According to him, a fifth of the 178 people interviewed by the project have died in recent years.

“There will always be too many people to count, but the best thing we can do is find as many as we can now, before it’s too late,” said Cortland Cox, 81, former field secretary for the Student Nonviolent Coordinating Committee. . a civil rights group that drew its power from youth and grassroots organizations in the 1960s.

Mr. Cox and historians at Duke University helped start SNCC Digital Gatewayan oral history project to gather testimonies from as many SNCC activists as possible.

Of course, he said, people know about President Lyndon B. Johnson and the Reverend Dr. Martin Luther King Jr. But what about black children who were pointed with a white fire hose? Or teenagers thrown into hot prison cells?

Now oral historians are focused on finding activists in undocumented rural areas and small towns.

“After all, these are important people,” Mr. Cox said. “After all, if they didn’t exist and activate, we couldn’t exist.”

Briana Salas, Ph.D. a Texas Christian University student and oral historian, said the pandemic has complicated her efforts over the past two years to recruit activists of that generation.

“We want to be able to protect them,” she said. “This is a serious problem.”

These stories not only acknowledge and capture the role of activists in history, but also give educators and their students a new way to discuss that era in the classroom,” said John Gartrell, director of the John Hope Franklin Research Center for African and African American History and Culture. at Duke University.

“Activists share the goal of spreading the word,” Mr. Gartrell said.

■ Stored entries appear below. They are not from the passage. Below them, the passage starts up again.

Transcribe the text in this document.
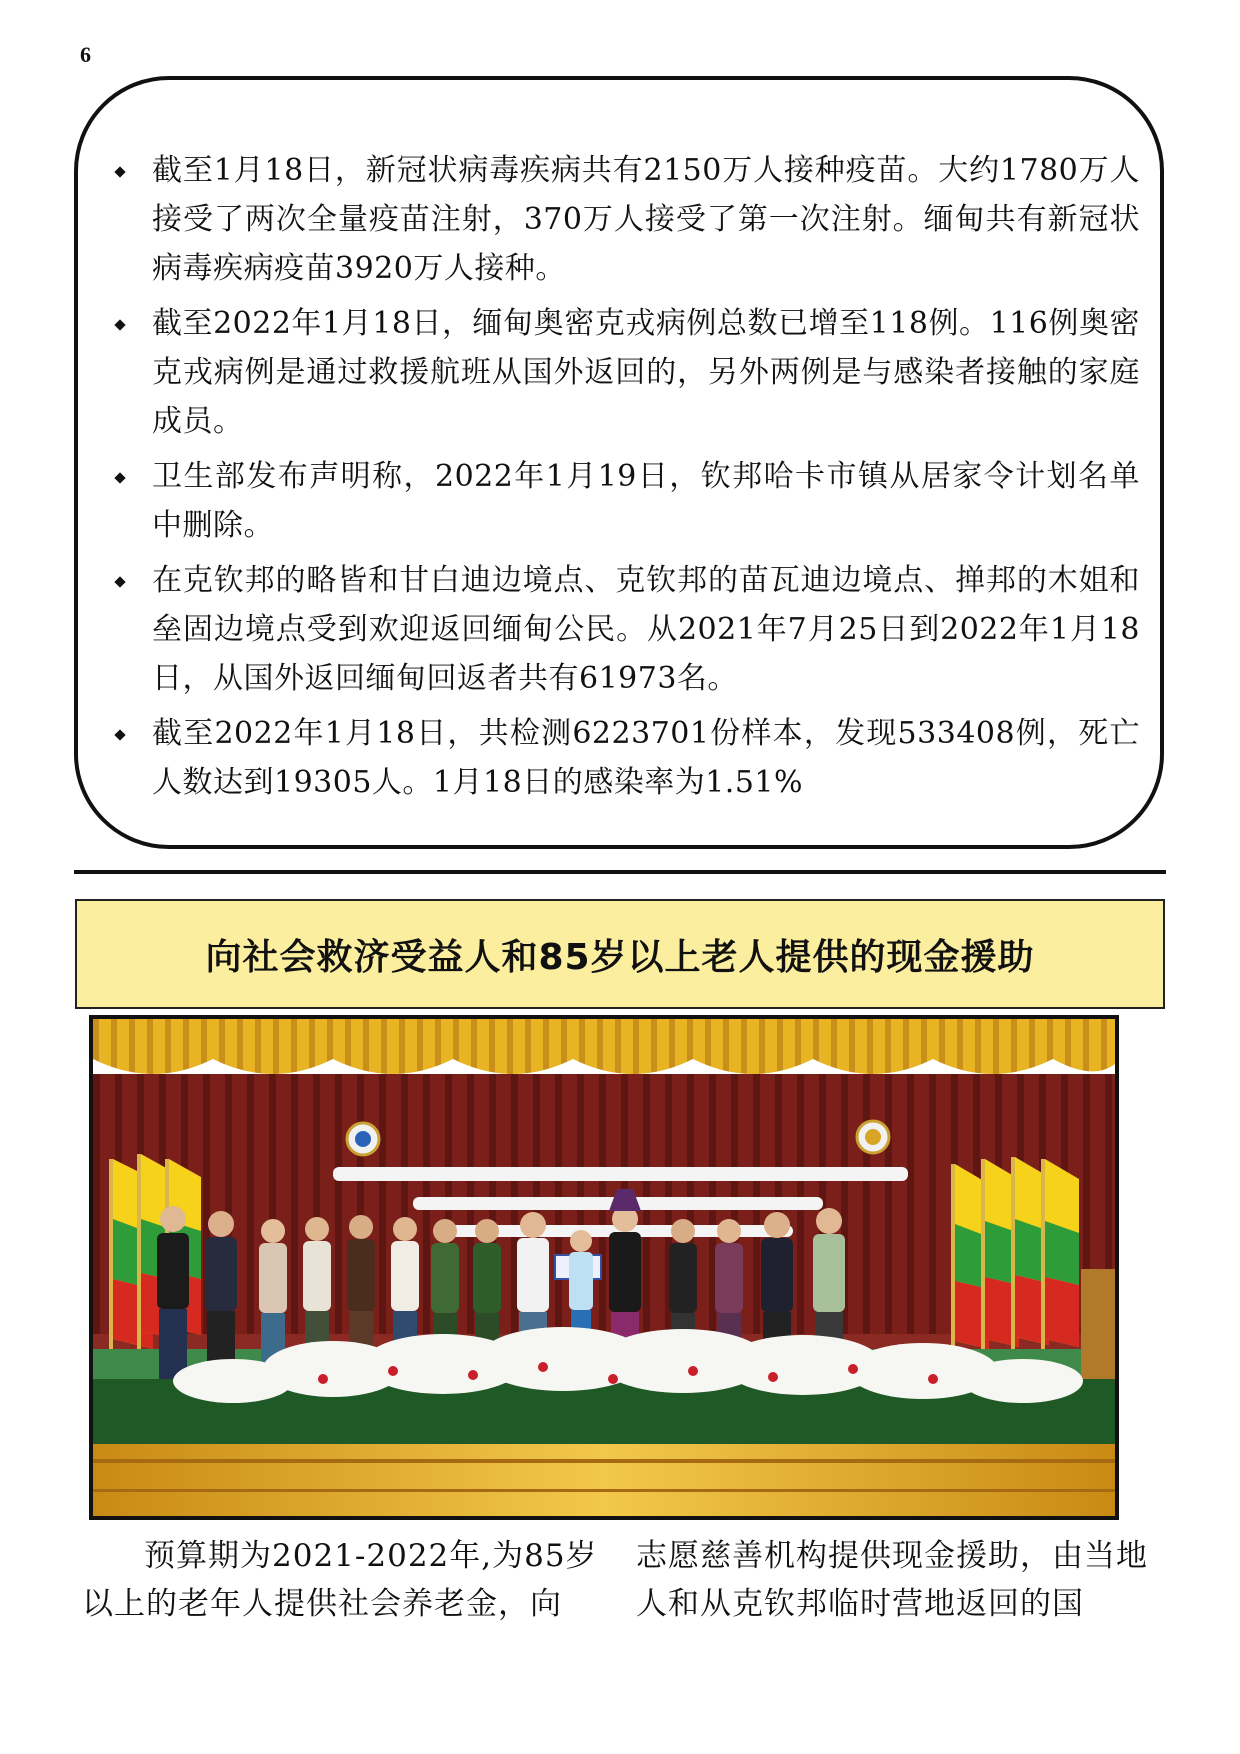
6
截至1月18日，新冠状病毒疾病共有2150万人接种疫苗。大约1780万人接受了两次全量疫苗注射，370万人接受了第一次注射。缅甸共有新冠状病毒疾病疫苗3920万人接种。
截至2022年1月18日，缅甸奥密克戎病例总数已增至118例。116例奥密克戎病例是通过救援航班从国外返回的，另外两例是与感染者接触的家庭成员。
卫生部发布声明称，2022年1月19日，钦邦哈卡市镇从居家令计划名单中删除。
在克钦邦的略皆和甘白迪边境点、克钦邦的苗瓦迪边境点、掸邦的木姐和垒固边境点受到欢迎返回缅甸公民。从2021年7月25日到2022年1月18日，从国外返回缅甸回返者共有61973名。
截至2022年1月18日，共检测6223701份样本，发现533408例，死亡人数达到19305人。1月18日的感染率为1.51%
向社会救济受益人和85岁以上老人提供的现金援助

预算期为2021-2022年,为85岁以上的老年人提供社会养老金，向

志愿慈善机构提供现金援助，由当地人和从克钦邦临时营地返回的国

Seth Kotch, director Southern Oral History Programa project at the University of North Carolina at Chapel Hill, which has collected evidence from the civil rights movement for decades, said it saw “disturbing evidence all around us” that people were unfamiliar with this period of American history.

He listened to President Biden Speech on voting rights in Atlantaduring which the president asked elected officials, “Do you want to side with John Lewis or Bull Connor?”

Professor Kotch said that for the issue to have weight, people need to know how black Americans were influenced by Connor, the segregationist commissioner of the brutal police department in Birmingham, Alabama, in the early 1960s.

“Who do we ask to know what it’s like to be in one of his cellars?” said Professor Kotch. “These stories go away.”

Activists of that era are well aware of this. After Pauline Gasca Valenciano finished sharing her oral history in 2015, while she was a civil rights activist in Fort Worth, Texas, she got off her couch and chased a departing historian down a hallway and into a parking lot.

Wait, she called Max Krochmal, professor of history at Texas Christian University.

“I have something to share,” she said, lashing out. Professor Krokhmal took out a voice recorder and listened. Miss Valenciano died in 2018 at the age of 82.

“It gave her a release, a release from her history that she carried with her for a long time,” said her daughter, Jodi Valenciano Gonzalez.

It was the same liberation that Ms. Filer felt in Florida in 2019, impetuously sharing her memories: an isolated doctor’s office where whites had flower pots and coffee; a waist-high window in the back room for black patients who arched their backs to check in.

Finally, she spoke about the anger and nervousness that made her and Mabel Dorsey once enter the front door, take a magazine and sit next to the white patients.

“It is our turn to integrate,” Ms. Filer told historians. “And if anyone was going to do it, it’s us.

Ms Filer is currently Chairman of the Board of Directors Cotton Club Museum and Cultural Center in Gainesville, which will release Granny Stories in March, the oral history of women during the Jim Crow era.

Miss Filer will read the role of Miss Dorsey, her character who died in 1996.

“There were so many of us,” she said. “That’s why the few of us who are left have to tell their story.”